# Radiator casings, cupboard & shelves



## jasonB (5 Aug 2005)

With all this talk of MDF, thought I should post what I have just finished fitting. All made from MR MDF and painted in white oil based eggshell






The two pairs of panels at each end hide radiators, the pair to the left of the fireplace are infact cupboard doors. The shelves and section of top above the cupboards are curved





The curve can be seen in this sideways shot, cables to the plasma screen are routed through the mantle shelf into the cupboard





The grilles on the doors are backed by matt black painted MDF panels to make them look like the rad casings, everything behind the rad casings is painted black as well.

Jason


----------



## Chris Knight (5 Aug 2005)

Jason,

Lovely clean job.

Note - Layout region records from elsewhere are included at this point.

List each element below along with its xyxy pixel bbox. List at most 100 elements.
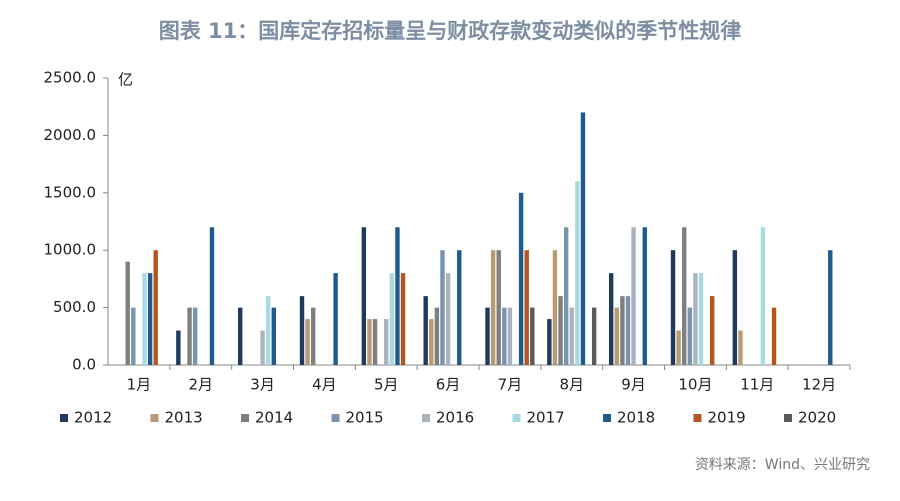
legend-swatch — [784, 414, 792, 422]
y-tick-label: 2000.0 — [44, 126, 97, 144]
legend-label: 2014 — [255, 409, 293, 427]
x-tick-label: 10月 — [678, 376, 712, 394]
bar — [547, 319, 552, 365]
x-tick-label: 3月 — [250, 376, 275, 394]
bar — [260, 330, 265, 365]
legend-swatch — [693, 414, 702, 422]
bar — [367, 319, 372, 365]
y-tick-label: 0.0 — [72, 356, 96, 374]
bar — [176, 330, 181, 365]
bar — [496, 250, 501, 365]
bar — [524, 250, 529, 365]
bar — [558, 296, 563, 365]
bar — [125, 261, 130, 365]
bar — [457, 250, 462, 365]
x-tick-label: 8月 — [559, 376, 584, 394]
y-tick-label: 500.0 — [53, 298, 96, 316]
bar — [502, 307, 507, 365]
bar — [642, 227, 647, 365]
bar — [687, 307, 693, 365]
bar — [625, 296, 631, 365]
x-tick-label: 7月 — [498, 376, 523, 394]
bar — [305, 319, 310, 365]
y-tick-label: 1500.0 — [44, 183, 97, 201]
bar — [237, 307, 243, 365]
bar — [445, 273, 451, 365]
x-tick-label: 4月 — [312, 376, 337, 394]
bar — [518, 192, 524, 365]
bar — [760, 227, 766, 365]
bar — [429, 319, 434, 365]
bar — [372, 319, 378, 365]
legend-label: 2019 — [708, 409, 746, 427]
legend-swatch — [60, 414, 68, 422]
bar — [384, 319, 389, 365]
bar — [440, 250, 445, 365]
bar — [311, 307, 316, 365]
legend-label: 2013 — [165, 409, 203, 427]
legend-label: 2020 — [798, 409, 836, 427]
bar — [142, 273, 147, 365]
legend-swatch — [331, 414, 340, 422]
bar — [333, 273, 338, 365]
bar — [507, 307, 513, 365]
bar — [670, 250, 676, 365]
bar — [738, 330, 743, 365]
bar — [552, 250, 558, 365]
y-unit: 亿 — [118, 71, 133, 89]
bar — [569, 307, 574, 365]
legend-swatch — [150, 414, 159, 422]
bar — [187, 307, 192, 365]
bar — [153, 250, 158, 365]
legend-swatch — [241, 414, 249, 422]
bar — [591, 307, 597, 365]
bar — [265, 296, 271, 365]
x-tick-label: 12月 — [802, 376, 836, 394]
x-tick-label: 2月 — [188, 376, 213, 394]
chart-title: 图表 11：国库定存招标量呈与财政存款变动类似的季节性规律 — [159, 19, 742, 43]
bar — [676, 330, 681, 365]
legend-label: 2012 — [74, 409, 112, 427]
bar — [400, 273, 406, 365]
bar — [682, 227, 687, 365]
bar — [271, 307, 276, 365]
legend-label: 2016 — [436, 409, 474, 427]
bar — [563, 227, 569, 365]
legend-swatch — [512, 414, 521, 422]
legend-swatch — [603, 414, 611, 422]
bar — [608, 273, 614, 365]
legend-swatch — [422, 414, 430, 422]
bar — [693, 273, 698, 365]
bar — [620, 296, 625, 365]
bar — [361, 227, 367, 365]
bar — [434, 307, 440, 365]
legend-label: 2015 — [346, 409, 384, 427]
bar — [771, 307, 777, 365]
bar — [828, 250, 833, 365]
bar — [395, 227, 400, 365]
x-tick-label: 5月 — [374, 376, 399, 394]
bar — [485, 307, 490, 365]
bar — [192, 307, 198, 365]
bar — [131, 307, 136, 365]
bar — [423, 296, 428, 365]
bar — [530, 307, 535, 365]
legend-label: 2017 — [527, 409, 565, 427]
bar — [732, 250, 738, 365]
x-tick-label: 1月 — [127, 376, 152, 394]
x-tick-label: 9月 — [621, 376, 646, 394]
bar — [389, 273, 395, 365]
bar — [614, 307, 619, 365]
bar — [698, 273, 704, 365]
y-tick-label: 2500.0 — [44, 69, 97, 87]
bar — [209, 227, 215, 365]
x-tick-label: 6月 — [436, 376, 461, 394]
bar — [580, 112, 586, 365]
bar — [299, 296, 305, 365]
bar — [490, 250, 496, 365]
bar — [575, 181, 580, 365]
y-tick-label: 1000.0 — [44, 241, 97, 259]
legend-label: 2018 — [617, 409, 655, 427]
source: 资料来源：Wind、兴业研究 — [695, 457, 870, 473]
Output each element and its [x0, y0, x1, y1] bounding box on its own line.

Up to your usual immaculate standard!


----------



## Howjoe (5 Aug 2005)

Very nice work - I really like that clean sharp look. Are the grilles metal?


----------



## jasonB (5 Aug 2005)

waterhead37":2klm4q4n said:


> Jason,
> 
> Lovely clean job. !



Yes I always sweep up after myself  

Howjoe, the grilles are silver anodised aluminium, by Grilles Direct. I get them via South London Hardwoods.

Jason


----------



## Howjoe (5 Aug 2005)

Thanks, Jason.

I've got to replace our grilles and rad covers after our dog gnawed a great chunk off of one corner. You've given me inspiration  


Cheers 

Howard


----------



## jasonB (5 Aug 2005)

There are a few more of my rad casings in this album if you are interested.

Jason


----------



## MikeW (6 Aug 2005)

jasonB":2t74n092 said:


> There are a few more of my rad casings in this album if you are interested.
> 
> Jason


All very nice work, Jason!


----------



## Waka (6 Aug 2005)

Jason

Very nice job


----------



## Newbie_Neil (6 Aug 2005)

Hi Jason

Another beautiful job.

Thanks for the link to Grilles Direct.

Cheers
Neil


----------